Opinion


What would you do if you were Elizabeth Edwards?

Irish and Irish American women respond to Edwards' memoir 'Resilience'


John and Elizabeth Edwards
John and Elizabeth Edwards

Jessica’s mother, Barbara, 53, thinks about the situation differently than her daughter. “Once again, this is proof that women are the stronger sex,” she said. “John Edwards was despicable to treat his wife with such disrespect, but it's not surprising that Elizabeth stayed with him.  She's a woman who's dying and she is putting her children first, keeping the family together so that they don't have to deal with any more heartbreak.”

Ashley Wallace, 23, a New York City-based actress, thought of Elizabeth's children as well. "I would try to understand Elizabeth's choice as a mother because she was protecting her children from what is now an onslaught of publicity," she said. Wallace is, however, skeptical of Edwards' sharing of secrets in her book. She said, "Now that she is so willing to bring the affair to the public eye, I wonder if she truly has her family's health in mind. Perhaps it would be wiser for her to take time away from the media rather than invite more publicity into an already damaged family."

The Irish women we polled felt that Elizabeth should have dumped Edwards.

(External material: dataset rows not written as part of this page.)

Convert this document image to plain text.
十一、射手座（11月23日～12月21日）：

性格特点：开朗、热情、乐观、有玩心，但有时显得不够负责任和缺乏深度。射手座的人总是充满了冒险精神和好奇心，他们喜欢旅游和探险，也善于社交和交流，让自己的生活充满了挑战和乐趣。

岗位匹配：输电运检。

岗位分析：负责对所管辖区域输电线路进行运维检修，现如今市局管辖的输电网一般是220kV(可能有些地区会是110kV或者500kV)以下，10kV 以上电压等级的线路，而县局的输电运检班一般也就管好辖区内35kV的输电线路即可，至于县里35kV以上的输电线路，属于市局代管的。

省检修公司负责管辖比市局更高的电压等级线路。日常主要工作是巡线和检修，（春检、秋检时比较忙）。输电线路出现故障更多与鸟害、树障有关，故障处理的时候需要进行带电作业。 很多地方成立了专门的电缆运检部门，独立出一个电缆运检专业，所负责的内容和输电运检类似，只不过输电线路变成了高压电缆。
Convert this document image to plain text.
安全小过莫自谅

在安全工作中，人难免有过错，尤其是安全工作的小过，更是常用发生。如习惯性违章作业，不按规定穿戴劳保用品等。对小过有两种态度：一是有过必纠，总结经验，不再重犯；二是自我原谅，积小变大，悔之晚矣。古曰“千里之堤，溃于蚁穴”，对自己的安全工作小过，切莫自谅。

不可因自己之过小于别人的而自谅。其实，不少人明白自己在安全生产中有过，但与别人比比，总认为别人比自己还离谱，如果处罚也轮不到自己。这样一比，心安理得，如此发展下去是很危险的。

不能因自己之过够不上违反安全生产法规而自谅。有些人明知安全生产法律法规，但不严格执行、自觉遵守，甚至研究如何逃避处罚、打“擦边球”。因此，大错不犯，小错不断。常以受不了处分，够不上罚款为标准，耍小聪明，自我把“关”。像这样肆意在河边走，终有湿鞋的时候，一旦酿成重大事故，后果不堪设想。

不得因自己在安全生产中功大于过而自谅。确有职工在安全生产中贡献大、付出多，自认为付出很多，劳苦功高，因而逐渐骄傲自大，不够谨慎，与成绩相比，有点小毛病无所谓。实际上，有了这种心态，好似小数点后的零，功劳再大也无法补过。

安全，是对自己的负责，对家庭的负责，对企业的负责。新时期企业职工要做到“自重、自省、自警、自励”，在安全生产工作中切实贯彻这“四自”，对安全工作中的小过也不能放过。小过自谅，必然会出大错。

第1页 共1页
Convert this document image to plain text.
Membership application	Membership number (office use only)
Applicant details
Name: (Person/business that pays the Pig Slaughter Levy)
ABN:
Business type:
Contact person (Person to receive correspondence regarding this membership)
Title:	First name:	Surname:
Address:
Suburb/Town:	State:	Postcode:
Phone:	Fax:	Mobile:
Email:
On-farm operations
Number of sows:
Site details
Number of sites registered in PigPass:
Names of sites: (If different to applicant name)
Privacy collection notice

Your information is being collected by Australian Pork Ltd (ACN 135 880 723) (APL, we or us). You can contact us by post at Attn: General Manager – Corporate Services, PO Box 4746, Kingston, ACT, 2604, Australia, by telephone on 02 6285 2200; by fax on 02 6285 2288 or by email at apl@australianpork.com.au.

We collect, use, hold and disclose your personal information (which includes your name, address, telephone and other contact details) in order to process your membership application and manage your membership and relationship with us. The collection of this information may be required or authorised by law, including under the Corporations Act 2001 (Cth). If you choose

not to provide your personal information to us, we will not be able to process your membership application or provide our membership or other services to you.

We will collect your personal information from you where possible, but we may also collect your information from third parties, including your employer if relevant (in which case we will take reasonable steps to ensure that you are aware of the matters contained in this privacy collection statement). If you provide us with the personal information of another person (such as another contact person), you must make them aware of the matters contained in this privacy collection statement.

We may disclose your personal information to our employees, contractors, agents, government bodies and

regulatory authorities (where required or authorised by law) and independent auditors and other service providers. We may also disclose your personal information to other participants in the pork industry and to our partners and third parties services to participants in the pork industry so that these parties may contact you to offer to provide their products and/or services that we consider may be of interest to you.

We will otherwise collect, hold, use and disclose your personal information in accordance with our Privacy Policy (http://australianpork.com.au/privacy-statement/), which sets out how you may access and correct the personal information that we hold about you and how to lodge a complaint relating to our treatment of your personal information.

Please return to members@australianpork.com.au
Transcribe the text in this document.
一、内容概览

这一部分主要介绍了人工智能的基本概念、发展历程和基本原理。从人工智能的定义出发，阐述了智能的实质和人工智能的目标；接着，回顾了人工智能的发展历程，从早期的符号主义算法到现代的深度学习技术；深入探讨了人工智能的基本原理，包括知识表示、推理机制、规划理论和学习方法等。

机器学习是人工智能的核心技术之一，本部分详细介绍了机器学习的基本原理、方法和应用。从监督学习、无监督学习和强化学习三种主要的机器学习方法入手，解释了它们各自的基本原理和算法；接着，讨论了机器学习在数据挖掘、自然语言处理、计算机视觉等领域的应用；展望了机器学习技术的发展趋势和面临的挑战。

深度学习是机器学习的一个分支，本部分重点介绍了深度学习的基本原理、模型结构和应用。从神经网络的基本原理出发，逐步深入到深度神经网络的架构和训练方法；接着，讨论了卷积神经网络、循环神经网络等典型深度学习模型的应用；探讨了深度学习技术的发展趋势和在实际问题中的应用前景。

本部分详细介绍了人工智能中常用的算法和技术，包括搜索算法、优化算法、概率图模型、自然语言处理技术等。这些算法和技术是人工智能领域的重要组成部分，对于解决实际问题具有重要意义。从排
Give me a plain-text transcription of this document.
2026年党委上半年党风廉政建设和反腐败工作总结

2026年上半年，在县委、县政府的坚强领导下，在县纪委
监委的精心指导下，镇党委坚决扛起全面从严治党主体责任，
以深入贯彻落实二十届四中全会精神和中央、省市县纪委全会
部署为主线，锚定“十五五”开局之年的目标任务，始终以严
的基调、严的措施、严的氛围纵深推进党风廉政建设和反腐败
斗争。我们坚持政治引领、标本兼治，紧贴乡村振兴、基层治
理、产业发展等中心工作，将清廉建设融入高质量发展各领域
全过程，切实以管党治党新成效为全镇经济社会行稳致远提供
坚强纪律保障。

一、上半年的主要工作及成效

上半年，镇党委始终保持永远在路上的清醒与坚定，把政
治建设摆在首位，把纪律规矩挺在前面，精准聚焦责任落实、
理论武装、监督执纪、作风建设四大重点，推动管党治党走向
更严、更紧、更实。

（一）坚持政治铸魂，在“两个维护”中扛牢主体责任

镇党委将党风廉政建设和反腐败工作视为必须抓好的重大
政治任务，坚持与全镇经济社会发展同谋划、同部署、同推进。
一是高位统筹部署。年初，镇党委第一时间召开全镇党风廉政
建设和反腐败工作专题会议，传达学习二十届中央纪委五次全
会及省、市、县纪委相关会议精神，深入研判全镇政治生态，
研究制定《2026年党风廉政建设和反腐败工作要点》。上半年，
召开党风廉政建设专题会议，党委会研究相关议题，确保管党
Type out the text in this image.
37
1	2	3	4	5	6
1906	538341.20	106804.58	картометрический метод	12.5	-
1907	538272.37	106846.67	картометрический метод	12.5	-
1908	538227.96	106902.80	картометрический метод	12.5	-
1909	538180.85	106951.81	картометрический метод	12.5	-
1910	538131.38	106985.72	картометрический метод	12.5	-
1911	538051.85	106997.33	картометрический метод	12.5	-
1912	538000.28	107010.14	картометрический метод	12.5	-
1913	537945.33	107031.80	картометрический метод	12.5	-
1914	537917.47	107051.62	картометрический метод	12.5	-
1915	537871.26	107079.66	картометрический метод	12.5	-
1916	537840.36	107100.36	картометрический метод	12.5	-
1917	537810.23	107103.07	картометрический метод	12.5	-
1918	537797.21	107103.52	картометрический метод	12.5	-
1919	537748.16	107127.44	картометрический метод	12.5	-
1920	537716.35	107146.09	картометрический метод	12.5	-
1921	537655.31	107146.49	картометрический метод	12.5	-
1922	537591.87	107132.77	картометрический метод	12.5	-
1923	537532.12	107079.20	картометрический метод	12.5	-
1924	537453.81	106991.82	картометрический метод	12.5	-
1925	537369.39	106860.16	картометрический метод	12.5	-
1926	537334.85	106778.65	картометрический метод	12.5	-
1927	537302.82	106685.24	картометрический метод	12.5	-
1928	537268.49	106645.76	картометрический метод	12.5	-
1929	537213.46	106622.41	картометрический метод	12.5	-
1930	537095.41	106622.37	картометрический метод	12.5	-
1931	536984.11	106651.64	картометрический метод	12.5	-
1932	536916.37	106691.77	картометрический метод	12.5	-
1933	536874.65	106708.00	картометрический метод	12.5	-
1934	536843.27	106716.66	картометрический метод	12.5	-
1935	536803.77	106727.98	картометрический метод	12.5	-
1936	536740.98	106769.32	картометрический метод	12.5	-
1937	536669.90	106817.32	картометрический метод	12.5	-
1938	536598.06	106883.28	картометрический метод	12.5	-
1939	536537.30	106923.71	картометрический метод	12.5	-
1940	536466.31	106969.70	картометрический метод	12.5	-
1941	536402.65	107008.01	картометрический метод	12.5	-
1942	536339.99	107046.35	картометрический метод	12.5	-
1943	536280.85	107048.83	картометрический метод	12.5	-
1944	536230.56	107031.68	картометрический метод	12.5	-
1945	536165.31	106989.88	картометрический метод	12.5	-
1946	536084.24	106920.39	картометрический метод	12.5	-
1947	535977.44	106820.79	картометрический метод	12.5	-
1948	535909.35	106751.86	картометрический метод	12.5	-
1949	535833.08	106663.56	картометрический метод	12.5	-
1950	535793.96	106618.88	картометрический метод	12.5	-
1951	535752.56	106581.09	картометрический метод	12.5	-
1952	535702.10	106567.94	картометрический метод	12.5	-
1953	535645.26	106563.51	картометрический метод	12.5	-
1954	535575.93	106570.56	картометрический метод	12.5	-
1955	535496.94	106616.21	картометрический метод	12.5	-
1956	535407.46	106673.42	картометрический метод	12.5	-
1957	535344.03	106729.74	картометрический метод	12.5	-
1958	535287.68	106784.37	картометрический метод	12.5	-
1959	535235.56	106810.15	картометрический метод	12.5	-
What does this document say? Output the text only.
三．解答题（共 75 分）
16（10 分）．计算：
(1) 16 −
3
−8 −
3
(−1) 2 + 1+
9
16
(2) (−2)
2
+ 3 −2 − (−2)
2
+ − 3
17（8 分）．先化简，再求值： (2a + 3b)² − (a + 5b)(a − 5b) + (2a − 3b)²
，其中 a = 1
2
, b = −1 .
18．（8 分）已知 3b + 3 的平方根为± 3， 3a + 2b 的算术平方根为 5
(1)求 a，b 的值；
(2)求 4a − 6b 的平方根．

Brigid Corrigan, 63, a married woman from County Tipperary said: “I think she stayed with him for her own good and much as his. I think she was foolish to do so because he doesn’t deserve it, but she stayed because she wants to and she thought she was better with him than without.

“If he hadn’t been in the public eye, she could have easily told him to get lost if she was as devastated as she said she was.”

Susan Elliott, 30, of County Dublin had some choice words for Elizabeth as well. “Pathetic, maybe, but what best describes her is a woman in love. People do strange things and even stranger when they are besotted with a man. When the blinkers come off then she may realize that she is the pathetic one and not the mistress,” she said.

But some, such as Kathleen Overbeck, a 26-year-old Irish American from Minnesota, see the matter in an entirely different light. “Cancer is an ugly, unforgiving disease,” said Overbeck. “Elizabeth has found forgiveness in herself and beauty in the reflection of her husband's eyes. And if that brings her comfort, then it is comfort well-deserved.”